Tuesday, 8 April 2014

The Sixth Gun, Volume 6: Ghost Dance Review (Cullen Bunn, Brian Hurtt)

Collapsing after her spiritual attack on the widow Hume, Becky must go on a perilous vision quest to reclaim part of herself. On her journey, minus a spirit guide, she witnesses the various incarnations of the Six Guns through time and the possibilities of what the world might be should all Six be reunited. But demonic Skinwalkers sent by the widow Hume pursue her in the spirit realm and it’s up to Gord, Asher, Kirby and some new friends to help Becky out by destroying the earthly hosts of the Skinwalkers. Even Becky finds herself teaming up with the unlikeliest of allies to survive. 

Like the last volume, Ghost Dance feels like more filler as the new baddies teased at the end of Vol 5 remain off the page and in the shadowy background and half the cast remain static, but unlike the last volume, Ghost Dance is a much more entertaining read – so much so that you don’t mind the feeling that the story is continuing to slow. 

Becky’s time-travelling adventure is interesting as the weird Six go from being axes wielded by primitive man to knights’ swords to the six-shooters of the old west, and Gord and co.’s attack on the black magic Indian cult was exciting. The overall plot of the series doesn’t advance much though with more hints that Becky is some kind of force for evil than good, and the Six Guns’ full power remains partially shrouded. 

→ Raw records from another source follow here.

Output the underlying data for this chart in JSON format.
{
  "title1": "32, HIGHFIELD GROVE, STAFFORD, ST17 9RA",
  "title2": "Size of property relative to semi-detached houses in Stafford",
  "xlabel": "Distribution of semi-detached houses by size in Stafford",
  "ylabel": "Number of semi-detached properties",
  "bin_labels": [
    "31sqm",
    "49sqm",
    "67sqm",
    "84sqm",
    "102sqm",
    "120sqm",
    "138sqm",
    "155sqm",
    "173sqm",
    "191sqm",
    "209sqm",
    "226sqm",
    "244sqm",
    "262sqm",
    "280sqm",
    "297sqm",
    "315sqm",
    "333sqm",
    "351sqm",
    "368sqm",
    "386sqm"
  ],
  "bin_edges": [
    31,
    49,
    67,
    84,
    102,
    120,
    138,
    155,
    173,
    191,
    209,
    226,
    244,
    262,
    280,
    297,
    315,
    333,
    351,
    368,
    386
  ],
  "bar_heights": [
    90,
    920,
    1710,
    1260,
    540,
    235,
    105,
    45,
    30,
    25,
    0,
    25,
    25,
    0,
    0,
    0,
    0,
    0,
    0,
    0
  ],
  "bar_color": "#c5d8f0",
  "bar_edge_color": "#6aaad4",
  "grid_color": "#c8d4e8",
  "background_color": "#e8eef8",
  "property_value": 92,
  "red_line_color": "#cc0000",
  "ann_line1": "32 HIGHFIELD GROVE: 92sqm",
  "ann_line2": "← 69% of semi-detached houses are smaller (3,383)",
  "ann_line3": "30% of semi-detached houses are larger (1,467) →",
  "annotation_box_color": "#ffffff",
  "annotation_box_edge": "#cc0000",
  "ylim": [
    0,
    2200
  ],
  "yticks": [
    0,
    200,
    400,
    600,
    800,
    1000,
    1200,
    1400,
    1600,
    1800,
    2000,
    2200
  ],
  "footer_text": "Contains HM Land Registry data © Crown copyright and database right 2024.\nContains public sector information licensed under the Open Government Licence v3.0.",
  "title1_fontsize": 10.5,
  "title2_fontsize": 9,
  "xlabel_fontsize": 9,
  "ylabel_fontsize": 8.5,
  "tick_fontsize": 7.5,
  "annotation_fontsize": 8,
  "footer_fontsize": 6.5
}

Brian Hurtt’s art continues to impress – the Sixth Gun is nothing if not a gorgeous comic – and the dramatic stormy night battle scene was particularly eye-catching. Cullen Bunn’s writing is also of his usual high standard with Kirby developing more into a likeable character, despite his backstabbing inclinations, and the twist at the end is pretty unexpected. 

Ghost Dance is an irresistibly fun adventure in the Sixth Gun series that fans will thoroughly enjoy – I sure did!